2 internautes sur 2 ont trouvé ce commentaire utile
4.0 étoiles sur 5
A réhabiliter... notamment pour le duo Ferras-Karajan, 19 décembre 2011
Bon, faisons le bilan de ce qui pourrait justifier le 4* que je décerne à ce coffret du legs consacré à Tchaïkovski des années 60-70 par le Maestro autrichien, Richter, Ferras et Rostropovitch. Oui, les 3 dernières symphonies par Mravinsky avec l'orchestre de Leningrad sont et restent d'une folie renversante. Oui, il manque des poèmes symphoniques comme Francesca da Rimini ou la Tempête et aussi la symphonie à programme Manfred. Oui, chaque année, un ou deux enregistrements des concertos viennent s'ajouter sur la pile, souvent temporairement, parfois en renouvelant le genre. Personnellement la dernière mouture de Laurent Korcia ne m'a guère séduit, mais on ne peut vraiment pas reprocher à ce grand violoniste une approche moderne, débridée, de feu et de glace dans ce disque qui devrait faire date. Je me dois d'essayer d'être objectif.
Après cette introduction destinée aux mélomanes un rien fondamentalistes, oh ça m'arrive... que reste-t-il ? Beaucoup !
Déjà, les symphonies gravées dans les années 60 pour les trois dernières, 70 pour les premières. Karajan confiait au disque stéréo sa vision de ce monument orchestral. Plus instinctif que dans les ré-enregistrements ultérieurs, le maestro autrichien délaisse la Germanie pour la passion slave. Il est important de noter que la prise de son du phonogénique philarmonique de Berlin est particulièrement équilibrée dans cette série de gravures.

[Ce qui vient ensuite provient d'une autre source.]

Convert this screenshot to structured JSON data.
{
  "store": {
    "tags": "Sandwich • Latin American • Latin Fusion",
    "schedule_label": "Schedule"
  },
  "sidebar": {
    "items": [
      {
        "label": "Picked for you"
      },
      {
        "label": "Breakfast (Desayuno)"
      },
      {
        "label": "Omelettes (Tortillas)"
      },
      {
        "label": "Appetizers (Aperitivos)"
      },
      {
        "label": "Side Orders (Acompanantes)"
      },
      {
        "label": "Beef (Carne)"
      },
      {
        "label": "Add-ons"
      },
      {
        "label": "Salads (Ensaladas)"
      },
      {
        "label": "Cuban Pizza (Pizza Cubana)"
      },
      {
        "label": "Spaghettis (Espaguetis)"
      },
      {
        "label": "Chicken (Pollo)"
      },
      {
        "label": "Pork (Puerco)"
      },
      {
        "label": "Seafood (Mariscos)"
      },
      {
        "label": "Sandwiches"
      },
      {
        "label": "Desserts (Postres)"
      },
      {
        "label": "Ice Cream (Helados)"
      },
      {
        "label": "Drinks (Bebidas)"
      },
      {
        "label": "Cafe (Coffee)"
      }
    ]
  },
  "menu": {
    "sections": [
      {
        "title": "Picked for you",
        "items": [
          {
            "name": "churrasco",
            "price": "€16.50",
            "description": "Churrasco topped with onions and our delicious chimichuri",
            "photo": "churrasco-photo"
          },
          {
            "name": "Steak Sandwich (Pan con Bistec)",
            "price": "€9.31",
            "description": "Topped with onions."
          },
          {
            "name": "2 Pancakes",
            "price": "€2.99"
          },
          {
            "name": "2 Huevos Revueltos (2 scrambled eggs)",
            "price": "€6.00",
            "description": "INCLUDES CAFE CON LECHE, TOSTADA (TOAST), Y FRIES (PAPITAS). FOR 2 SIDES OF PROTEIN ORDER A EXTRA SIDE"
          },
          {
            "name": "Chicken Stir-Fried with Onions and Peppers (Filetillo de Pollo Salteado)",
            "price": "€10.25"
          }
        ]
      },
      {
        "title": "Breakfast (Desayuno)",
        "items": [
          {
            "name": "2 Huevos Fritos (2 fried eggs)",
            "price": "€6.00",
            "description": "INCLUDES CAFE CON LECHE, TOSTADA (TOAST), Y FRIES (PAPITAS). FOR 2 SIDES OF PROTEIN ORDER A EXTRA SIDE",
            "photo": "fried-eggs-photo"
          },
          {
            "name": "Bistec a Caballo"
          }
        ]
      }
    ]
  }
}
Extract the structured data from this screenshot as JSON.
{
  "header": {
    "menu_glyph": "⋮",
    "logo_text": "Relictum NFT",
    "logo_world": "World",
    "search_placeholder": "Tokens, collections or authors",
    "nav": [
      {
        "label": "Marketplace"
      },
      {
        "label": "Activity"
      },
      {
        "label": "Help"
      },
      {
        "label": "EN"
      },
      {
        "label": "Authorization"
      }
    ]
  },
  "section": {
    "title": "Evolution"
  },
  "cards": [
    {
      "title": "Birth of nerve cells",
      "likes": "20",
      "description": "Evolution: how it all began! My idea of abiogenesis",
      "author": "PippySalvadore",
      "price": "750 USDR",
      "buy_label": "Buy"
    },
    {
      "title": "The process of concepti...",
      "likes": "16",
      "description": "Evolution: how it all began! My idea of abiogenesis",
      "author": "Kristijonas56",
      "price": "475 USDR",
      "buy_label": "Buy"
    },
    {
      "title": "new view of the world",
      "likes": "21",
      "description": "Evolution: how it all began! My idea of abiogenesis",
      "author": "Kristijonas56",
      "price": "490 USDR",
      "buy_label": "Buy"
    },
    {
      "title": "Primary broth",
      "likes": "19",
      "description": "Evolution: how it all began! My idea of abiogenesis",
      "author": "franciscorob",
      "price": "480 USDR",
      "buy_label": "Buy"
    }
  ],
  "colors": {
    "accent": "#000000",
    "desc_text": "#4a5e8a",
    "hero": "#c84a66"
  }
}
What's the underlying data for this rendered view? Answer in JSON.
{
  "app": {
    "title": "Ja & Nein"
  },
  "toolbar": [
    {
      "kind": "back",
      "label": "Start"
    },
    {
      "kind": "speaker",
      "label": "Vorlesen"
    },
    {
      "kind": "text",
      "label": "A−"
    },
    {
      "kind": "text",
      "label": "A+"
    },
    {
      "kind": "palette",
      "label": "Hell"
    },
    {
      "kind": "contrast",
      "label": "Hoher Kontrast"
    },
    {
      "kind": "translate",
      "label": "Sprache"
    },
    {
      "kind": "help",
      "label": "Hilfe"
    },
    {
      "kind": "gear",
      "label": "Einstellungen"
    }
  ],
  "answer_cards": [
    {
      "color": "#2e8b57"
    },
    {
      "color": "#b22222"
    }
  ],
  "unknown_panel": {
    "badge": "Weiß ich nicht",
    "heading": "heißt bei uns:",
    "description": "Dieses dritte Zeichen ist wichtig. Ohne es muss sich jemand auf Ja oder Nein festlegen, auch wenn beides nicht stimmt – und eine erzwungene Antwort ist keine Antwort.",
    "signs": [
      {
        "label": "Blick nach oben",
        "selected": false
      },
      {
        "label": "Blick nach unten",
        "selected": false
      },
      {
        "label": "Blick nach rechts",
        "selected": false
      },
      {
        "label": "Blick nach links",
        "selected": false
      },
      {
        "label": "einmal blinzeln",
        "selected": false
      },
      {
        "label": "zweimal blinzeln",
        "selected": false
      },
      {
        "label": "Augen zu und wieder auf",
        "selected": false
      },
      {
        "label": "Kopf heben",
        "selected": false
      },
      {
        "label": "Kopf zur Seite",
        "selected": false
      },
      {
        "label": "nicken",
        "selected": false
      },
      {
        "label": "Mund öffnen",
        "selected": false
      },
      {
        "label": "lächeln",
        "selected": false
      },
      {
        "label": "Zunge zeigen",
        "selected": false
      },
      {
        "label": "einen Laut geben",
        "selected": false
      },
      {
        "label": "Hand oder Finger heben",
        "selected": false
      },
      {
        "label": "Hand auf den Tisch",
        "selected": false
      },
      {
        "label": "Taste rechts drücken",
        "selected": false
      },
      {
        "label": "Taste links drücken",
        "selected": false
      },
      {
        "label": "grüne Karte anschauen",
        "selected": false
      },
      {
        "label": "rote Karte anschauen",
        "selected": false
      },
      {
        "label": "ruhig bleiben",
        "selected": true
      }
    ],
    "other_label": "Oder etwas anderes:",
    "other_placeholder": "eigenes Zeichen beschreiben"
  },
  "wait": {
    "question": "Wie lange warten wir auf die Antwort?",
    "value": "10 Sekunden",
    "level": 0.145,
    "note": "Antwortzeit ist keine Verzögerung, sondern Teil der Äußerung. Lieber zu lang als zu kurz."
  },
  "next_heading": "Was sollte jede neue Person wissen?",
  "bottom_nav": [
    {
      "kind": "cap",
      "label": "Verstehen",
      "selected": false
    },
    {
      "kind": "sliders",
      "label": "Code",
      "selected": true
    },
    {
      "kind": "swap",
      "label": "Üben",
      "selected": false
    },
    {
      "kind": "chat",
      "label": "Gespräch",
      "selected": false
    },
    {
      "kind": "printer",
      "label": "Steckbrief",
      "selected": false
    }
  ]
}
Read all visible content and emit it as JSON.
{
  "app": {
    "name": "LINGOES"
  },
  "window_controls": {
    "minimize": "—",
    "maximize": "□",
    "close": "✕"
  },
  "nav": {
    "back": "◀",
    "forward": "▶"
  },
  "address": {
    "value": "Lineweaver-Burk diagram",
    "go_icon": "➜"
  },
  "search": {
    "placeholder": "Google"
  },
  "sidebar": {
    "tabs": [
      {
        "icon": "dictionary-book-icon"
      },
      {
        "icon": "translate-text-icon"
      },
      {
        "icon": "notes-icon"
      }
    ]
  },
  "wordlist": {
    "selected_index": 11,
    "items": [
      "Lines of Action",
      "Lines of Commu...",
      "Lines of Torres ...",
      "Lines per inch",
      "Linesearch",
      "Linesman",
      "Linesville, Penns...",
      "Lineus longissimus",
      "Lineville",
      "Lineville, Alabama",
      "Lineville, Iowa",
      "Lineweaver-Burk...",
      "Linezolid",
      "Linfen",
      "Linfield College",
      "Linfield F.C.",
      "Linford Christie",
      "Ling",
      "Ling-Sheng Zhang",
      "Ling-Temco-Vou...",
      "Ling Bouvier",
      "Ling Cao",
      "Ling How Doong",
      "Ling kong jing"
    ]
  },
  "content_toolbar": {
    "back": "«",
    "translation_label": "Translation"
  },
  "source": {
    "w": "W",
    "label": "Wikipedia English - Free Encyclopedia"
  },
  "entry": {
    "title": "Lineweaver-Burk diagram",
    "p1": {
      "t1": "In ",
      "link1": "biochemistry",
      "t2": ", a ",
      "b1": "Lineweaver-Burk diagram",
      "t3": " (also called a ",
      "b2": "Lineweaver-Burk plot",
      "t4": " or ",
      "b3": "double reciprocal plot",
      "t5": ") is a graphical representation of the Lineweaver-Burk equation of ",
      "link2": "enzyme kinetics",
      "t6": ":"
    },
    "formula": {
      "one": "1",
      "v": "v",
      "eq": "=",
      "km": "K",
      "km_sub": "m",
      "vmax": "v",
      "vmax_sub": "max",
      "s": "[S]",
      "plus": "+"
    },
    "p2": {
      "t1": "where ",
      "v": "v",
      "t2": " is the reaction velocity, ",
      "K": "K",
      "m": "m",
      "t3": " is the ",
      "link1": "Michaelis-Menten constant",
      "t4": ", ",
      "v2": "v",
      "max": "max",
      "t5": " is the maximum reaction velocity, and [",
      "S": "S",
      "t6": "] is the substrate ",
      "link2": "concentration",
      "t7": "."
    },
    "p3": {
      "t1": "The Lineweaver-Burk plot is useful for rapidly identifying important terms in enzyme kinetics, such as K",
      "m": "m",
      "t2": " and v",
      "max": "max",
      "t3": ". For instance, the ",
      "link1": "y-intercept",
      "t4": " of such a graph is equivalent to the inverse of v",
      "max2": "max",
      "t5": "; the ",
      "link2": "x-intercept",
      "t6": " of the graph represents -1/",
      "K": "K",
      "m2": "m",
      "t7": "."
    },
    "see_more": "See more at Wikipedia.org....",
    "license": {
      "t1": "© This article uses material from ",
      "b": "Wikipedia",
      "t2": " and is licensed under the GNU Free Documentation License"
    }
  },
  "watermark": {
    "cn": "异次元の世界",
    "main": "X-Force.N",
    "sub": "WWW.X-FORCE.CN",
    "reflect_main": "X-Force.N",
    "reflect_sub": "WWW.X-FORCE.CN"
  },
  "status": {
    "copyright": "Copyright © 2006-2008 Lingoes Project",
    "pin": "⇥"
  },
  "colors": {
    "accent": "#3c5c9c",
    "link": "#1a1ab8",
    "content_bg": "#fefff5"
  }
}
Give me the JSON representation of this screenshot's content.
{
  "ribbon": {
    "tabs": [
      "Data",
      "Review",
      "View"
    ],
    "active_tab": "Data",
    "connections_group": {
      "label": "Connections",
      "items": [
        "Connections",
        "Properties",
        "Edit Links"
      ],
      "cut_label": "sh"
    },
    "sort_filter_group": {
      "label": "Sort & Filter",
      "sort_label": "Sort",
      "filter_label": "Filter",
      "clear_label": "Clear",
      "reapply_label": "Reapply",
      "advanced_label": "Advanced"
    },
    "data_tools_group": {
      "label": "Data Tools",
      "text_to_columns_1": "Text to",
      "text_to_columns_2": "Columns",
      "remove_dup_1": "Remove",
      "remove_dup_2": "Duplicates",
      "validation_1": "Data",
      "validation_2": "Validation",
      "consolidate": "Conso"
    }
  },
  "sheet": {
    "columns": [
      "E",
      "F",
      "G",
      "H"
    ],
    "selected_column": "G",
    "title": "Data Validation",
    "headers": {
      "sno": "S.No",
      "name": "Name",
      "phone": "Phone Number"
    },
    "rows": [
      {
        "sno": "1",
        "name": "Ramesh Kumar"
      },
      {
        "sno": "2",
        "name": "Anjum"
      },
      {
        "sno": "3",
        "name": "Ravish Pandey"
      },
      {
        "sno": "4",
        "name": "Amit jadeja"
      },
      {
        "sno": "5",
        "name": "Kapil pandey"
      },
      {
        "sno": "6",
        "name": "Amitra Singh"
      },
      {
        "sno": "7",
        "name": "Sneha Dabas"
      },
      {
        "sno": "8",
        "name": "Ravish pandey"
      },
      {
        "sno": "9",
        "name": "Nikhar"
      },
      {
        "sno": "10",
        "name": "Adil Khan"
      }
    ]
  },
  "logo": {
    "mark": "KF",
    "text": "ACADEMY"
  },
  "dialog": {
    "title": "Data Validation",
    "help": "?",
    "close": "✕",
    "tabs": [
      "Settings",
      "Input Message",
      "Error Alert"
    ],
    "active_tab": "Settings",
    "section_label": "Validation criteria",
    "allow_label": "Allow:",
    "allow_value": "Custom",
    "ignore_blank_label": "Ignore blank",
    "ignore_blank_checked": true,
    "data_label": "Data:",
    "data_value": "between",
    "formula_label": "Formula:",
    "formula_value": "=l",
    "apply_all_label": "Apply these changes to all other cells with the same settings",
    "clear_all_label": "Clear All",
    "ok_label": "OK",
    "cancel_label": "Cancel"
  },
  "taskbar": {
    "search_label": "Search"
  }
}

Même la troisième symphonie, la plus faible voire ennuyeuse, retrouve des couleurs émouvantes grâce à des dialogues de bois et cuivres concertants car parfaitement contrôlés dans l'andante central. Je redécouvre avec plus de mansuétude cet opus dans lequel il semble que le compositeur ait voulu écrire de manière chambriste pour grand orchestre (Scherzo).Karajan avait une affinité pour la musique russe (n'a-t-il pas signé des versions de références pour la 5ème de Prokofiev et la 10ème de Chostakovitch?). Les 3 dernières sont magnifiées par cet orchestre magique et cette direction précise et épicurienne. L'introduction des cuivres dans la 4ème jaillit du tréfonds de l'âme russe. Le surnom de "pathétique" trouve sa justification dans le final adagio-andante de la 6ème. On pourrait préférer plus de nerf comme chez Marvinsky, mais quel chant langoureux des cordes !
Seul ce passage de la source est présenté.